OK, so maybe the title of this week’s post is a bit sensationalistic, but the future of medicine may truly lie in the transfer of beneficial bacteria from a healthy person’s colon into the colon of a person afflicted with a disease or illness — one of which is obesity. This general idea isn’t exactly new, as doctors have been performing fecal transplants for a particular type of infectious diarrhea that we call “C. diff colitis” (because the infection is caused by the overgrowth of a bacterium called Clostridium difficile) for decades with dramatic success.

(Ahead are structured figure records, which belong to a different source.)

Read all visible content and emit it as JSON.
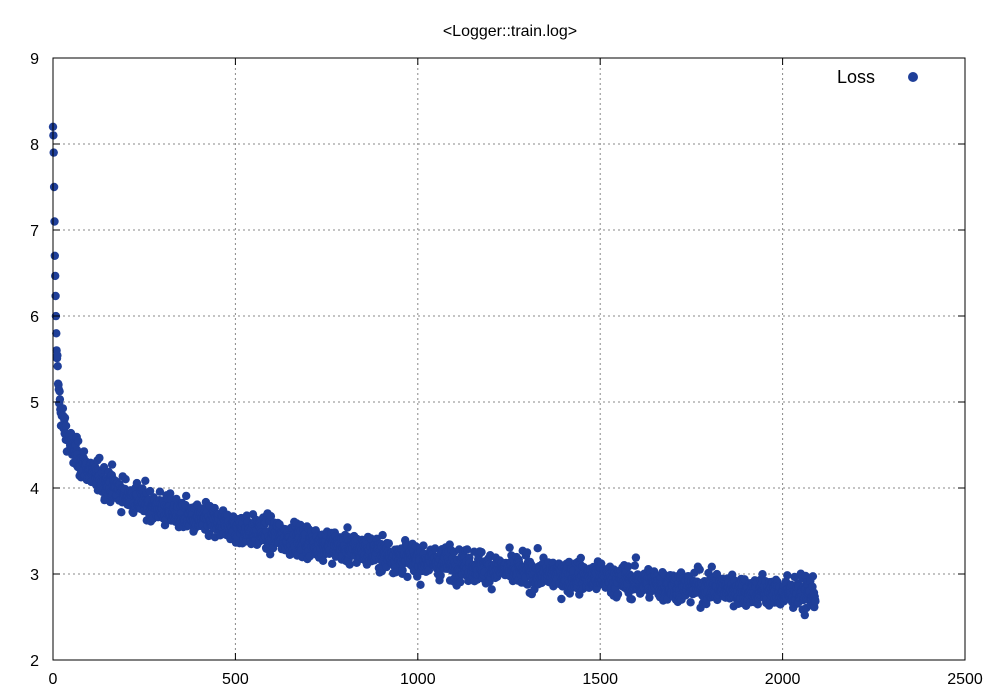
{
  "chart_data": {
    "type": "scatter",
    "title": "<Logger::train.log>",
    "xlabel": "",
    "ylabel": "",
    "xlim": [
      0,
      2500
    ],
    "ylim": [
      2,
      9
    ],
    "xticks": [
      0,
      500,
      1000,
      1500,
      2000,
      2500
    ],
    "yticks": [
      2,
      3,
      4,
      5,
      6,
      7,
      8,
      9
    ],
    "grid": true,
    "legend_position": "top-right",
    "series": [
      {
        "name": "Loss",
        "color": "#1f3f99",
        "trend_x": [
          0,
          1,
          2,
          3,
          5,
          8,
          10,
          15,
          20,
          30,
          40,
          50,
          60,
          80,
          100,
          150,
          200,
          300,
          400,
          500,
          700,
          1000,
          1300,
          1500,
          1700,
          2000,
          2090
        ],
        "trend_y": [
          8.2,
          8.1,
          7.9,
          7.5,
          6.7,
          6.0,
          5.6,
          5.15,
          4.95,
          4.72,
          4.58,
          4.47,
          4.4,
          4.28,
          4.2,
          4.05,
          3.92,
          3.75,
          3.63,
          3.54,
          3.38,
          3.17,
          3.02,
          2.95,
          2.87,
          2.78,
          2.76
        ],
        "spread": 0.13,
        "x_range": [
          0,
          2090
        ],
        "point_count": 2090
      }
    ]
  }
}
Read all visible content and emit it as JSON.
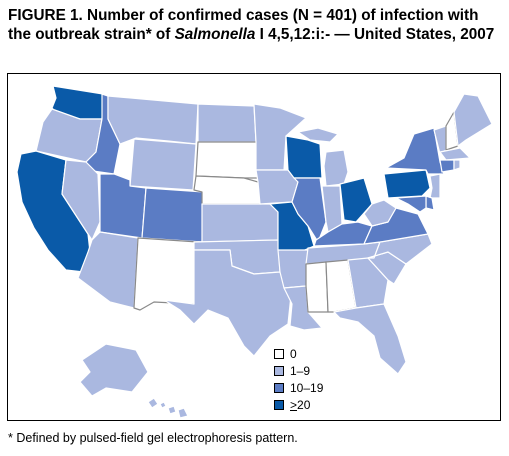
{
  "title": {
    "prefix": "FIGURE 1. Number of confirmed cases (N = 401) of infection with the outbreak strain* of ",
    "organism": "Salmonella",
    "suffix": " I 4,5,12:i:- — United States, 2007"
  },
  "colors": {
    "c0": "#ffffff",
    "c1": "#aab8e0",
    "c2": "#5b7cc4",
    "c3": "#0a5aa8",
    "stroke": "#ffffff"
  },
  "legend": {
    "items": [
      {
        "label": "0",
        "color_key": "c0"
      },
      {
        "label": "1–9",
        "color_key": "c1"
      },
      {
        "label": "10–19",
        "color_key": "c2"
      },
      {
        "label": ">20",
        "color_key": "c3",
        "underline_first": true
      }
    ]
  },
  "footnote": "* Defined by pulsed-field gel electrophoresis pattern.",
  "states": {
    "WA": "c3",
    "OR": "c1",
    "CA": "c3",
    "ID": "c2",
    "NV": "c1",
    "MT": "c1",
    "WY": "c1",
    "UT": "c2",
    "AZ": "c1",
    "CO": "c2",
    "NM": "c0",
    "ND": "c1",
    "SD": "c0",
    "NE": "c0",
    "KS": "c1",
    "OK": "c1",
    "TX": "c1",
    "MN": "c1",
    "IA": "c1",
    "MO": "c3",
    "AR": "c1",
    "LA": "c1",
    "WI": "c3",
    "IL": "c2",
    "MI": "c1",
    "IN": "c1",
    "OH": "c3",
    "KY": "c2",
    "TN": "c1",
    "MS": "c0",
    "AL": "c0",
    "GA": "c1",
    "FL": "c1",
    "SC": "c1",
    "NC": "c1",
    "VA": "c2",
    "WV": "c1",
    "PA": "c3",
    "NY": "c2",
    "VT": "c1",
    "NH": "c0",
    "ME": "c1",
    "MA": "c1",
    "CT": "c2",
    "RI": "c1",
    "NJ": "c1",
    "DE": "c2",
    "MD": "c2",
    "AK": "c1",
    "HI": "c1"
  }
}
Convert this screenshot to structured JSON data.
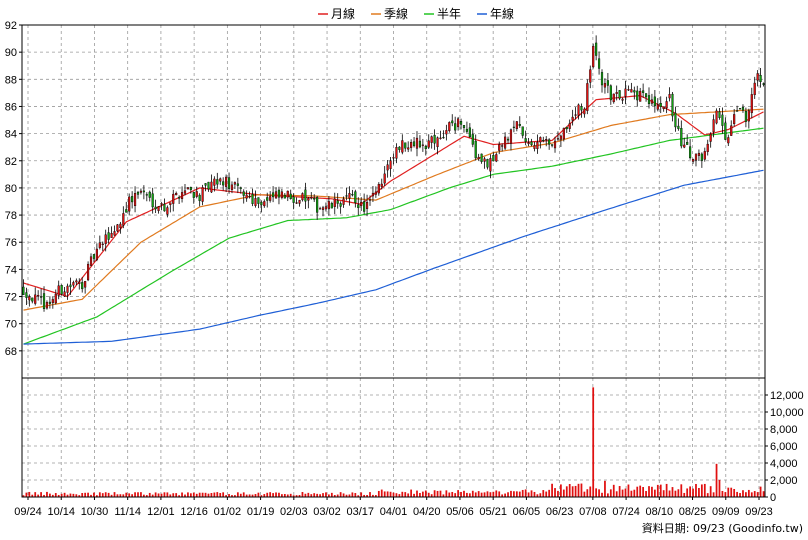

In a 2006 landmark paper in Nature, Turnbaugh et al. described the differences in gut bacteria (or the “microbiome”) of obese vs. healthy mice as well as obese vs. healthy humans, and found that the obese mice and people had an abundance of bacteria that were found to have an increased ability to absorb energy from the diet (meaning, they help the person absorb all the calories eaten rather than lose some of the calories that would’ve otherwise been indigestible). http://www.nature.com/nature/journal/v444/n7122/full/nature05414.html
What was striking, though, was that the investigators took the bacteria from the obese or thin mice and transplanted them into the colons of bacteria-free mice, and found that the recipients of the bacteria from obese mice soon gained significantly more fat than the bacteria-free mice who received a stool transplant from the thin mice. This showed that the bacteria could actually CAUSE weight gain rather than just happened to be associated with weight gain.
There have since been scores of fascinating studies that are being done to evaluate the human microbiome, how it affects our health, and how we might be able to manipulate it to help treat medical conditions and diseases — including obesity. If you’ve been struggling to lose weight with little success, is a poop transplant in your future?